La suspension entraîne l’interruption du versement de la rémunération de l’agent. Elle s’applique au traitement indiciaire brut, à ses accessoires (indemnité de résidence et supplément familial de traitement) ainsi qu’aux primes et indemnités de toute nature. Si la situation de non-présentation du passe se prolonge au-delà d’une durée équivalente à trois jours travaillés, l’employeur convoque l’agent à un entretien.

Cet entretien doit être l’occasion pour l’employeur d’inciter l’agent à se conformer à ses obligations. Il doit lui rappeler les modalités de vaccination, lui proposer d’échanger avec la médecine du travail, examiner les possibilités d’affecter l’agent sur un autre emploi relevant de son grade et non-soumis à l’obligation de passe sanitaire au regard des besoins de service ou envisager le cas échéant le recours au télétravail si les missions le permettent.

Pas d’obligation de reclassement en cas de suspension / effet de la suspension sur la situation administrative

La possibilité d’une autre affectation ne constitue pas, pour l’employeur, une obligation de reclassement. Elle s’effectue, le cas échéant, dans le respect de l’organisation et des besoins du service. En tout état de cause, la réaffectation de l’agent ne peut s’opérer que dans un emploi correspondant au grade de l’agent, ou à son niveau de qualification, s’il est contractuel.

Le fonctionnaire suspendu continue de bénéficier des droits à congé de maladie, des droits à avancement d’échelon et de grade. De même, la suspension n’a pas pour effet de rendre l’emploi vacant. Les périodes de suspension ne génèrent pas de droit à congé. De la même manière, les périodes de suspension n’entrent pas en compte pour l’ouverture des droits à certains congés des agents contractuels de droit public soumis à une condition d’ancienneté.

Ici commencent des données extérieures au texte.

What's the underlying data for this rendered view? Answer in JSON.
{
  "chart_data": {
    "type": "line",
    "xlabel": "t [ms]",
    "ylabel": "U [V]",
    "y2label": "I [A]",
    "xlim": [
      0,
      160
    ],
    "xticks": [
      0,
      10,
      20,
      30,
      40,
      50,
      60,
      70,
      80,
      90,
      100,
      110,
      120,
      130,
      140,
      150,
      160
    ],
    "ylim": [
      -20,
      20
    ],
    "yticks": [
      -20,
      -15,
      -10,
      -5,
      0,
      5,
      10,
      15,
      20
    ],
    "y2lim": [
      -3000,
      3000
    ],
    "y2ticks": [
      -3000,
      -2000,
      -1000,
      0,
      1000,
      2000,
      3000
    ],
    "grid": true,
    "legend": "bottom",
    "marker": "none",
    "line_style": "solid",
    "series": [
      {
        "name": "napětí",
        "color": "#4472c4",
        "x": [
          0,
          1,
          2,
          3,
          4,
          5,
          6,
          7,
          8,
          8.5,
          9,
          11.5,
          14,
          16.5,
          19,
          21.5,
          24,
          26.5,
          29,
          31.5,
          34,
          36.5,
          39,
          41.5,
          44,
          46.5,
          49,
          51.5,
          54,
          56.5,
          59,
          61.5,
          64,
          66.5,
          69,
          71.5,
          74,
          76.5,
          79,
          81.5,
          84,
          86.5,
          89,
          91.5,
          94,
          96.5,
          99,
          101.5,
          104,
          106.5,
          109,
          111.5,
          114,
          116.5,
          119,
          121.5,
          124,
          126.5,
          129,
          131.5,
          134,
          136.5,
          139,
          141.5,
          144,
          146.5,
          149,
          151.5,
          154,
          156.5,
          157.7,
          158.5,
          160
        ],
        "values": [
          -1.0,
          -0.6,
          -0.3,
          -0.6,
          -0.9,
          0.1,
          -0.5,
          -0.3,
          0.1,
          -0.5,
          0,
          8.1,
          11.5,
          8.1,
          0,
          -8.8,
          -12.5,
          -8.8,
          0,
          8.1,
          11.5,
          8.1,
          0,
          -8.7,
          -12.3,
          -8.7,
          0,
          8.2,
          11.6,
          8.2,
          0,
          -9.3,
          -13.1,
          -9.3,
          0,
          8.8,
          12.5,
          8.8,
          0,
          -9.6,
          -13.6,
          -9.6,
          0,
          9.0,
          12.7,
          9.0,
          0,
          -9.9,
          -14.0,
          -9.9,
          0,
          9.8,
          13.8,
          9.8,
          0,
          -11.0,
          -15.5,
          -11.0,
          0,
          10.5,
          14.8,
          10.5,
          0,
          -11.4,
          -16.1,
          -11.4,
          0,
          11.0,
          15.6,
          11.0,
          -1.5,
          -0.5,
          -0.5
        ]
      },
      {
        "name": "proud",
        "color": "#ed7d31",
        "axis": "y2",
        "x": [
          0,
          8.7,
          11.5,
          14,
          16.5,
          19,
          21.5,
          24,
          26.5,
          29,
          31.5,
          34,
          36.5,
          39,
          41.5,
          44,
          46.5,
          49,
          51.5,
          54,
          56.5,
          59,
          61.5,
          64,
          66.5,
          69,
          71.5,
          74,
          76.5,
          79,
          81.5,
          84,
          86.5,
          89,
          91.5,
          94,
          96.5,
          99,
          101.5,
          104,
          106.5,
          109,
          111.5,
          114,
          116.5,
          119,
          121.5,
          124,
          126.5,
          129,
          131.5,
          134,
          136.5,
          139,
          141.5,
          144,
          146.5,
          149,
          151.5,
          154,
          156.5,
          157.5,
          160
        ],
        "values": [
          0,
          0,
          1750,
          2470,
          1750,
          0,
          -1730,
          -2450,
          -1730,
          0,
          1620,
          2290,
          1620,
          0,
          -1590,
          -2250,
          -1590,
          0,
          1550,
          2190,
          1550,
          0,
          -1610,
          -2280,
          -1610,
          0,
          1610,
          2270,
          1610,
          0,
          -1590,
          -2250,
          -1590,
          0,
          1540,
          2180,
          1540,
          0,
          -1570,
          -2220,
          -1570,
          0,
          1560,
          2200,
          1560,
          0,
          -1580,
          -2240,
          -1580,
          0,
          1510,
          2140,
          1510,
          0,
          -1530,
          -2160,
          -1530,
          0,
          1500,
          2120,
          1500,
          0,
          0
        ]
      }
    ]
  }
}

La période de suspension ne peut être prise en compte pour la constitution des droits à pension. La suspension ne produit aucun effet sur la durée du contrat à durée déterminée d’un agent contractuel de droit public. Lorsque le contrat arrive à son terme pendant cette période de suspension, le contrat prend fin au terme initialement prévu. La période de suspension des fonctions n’entre pas en compte comme période de stage.

Enfin, il n’est juridiquement pas fondé de suspendre un agent dont les fonctions habituelles ne sont pas soumises au passe sanitaire au motif qu’il peut être amené ponctuellement à exercer une activité soumise à ce dernier.

Textes de référence :

 

Rappel : « Passe sanitaire »

Un passe sanitaire en cours de validité peut contenir différents types de justificatifs. Il peut s’agir soit :

  • D’un examen de dépistage de moins de 72 heures justifiant de l’absence de contamination par la Covid-19 (RT-PCR, ou test antigénique, ou autotest réalisé sous la supervision d’un professionnel de santé habilité).
  • D’un justificatif de statut vaccinal attestant d’un schéma vaccinal complet (vaccins contre la Covid-19 ayant fait l’objet d’une autorisation de mise sur le marché délivrée par la Commission européenne).
  • D’un certificat de rétablissement à la suite d’une contamination par la Covid-19 (certificat valable pour une durée de six mois à compter de la date un résultat positif à la Covid-19).

Les agents justifiant d’une contre-indication médicale reconnue à la vaccination, au titre du décret n° 2021-1059 du 7 août 2021, sont exemptés de l’obligation vaccinale.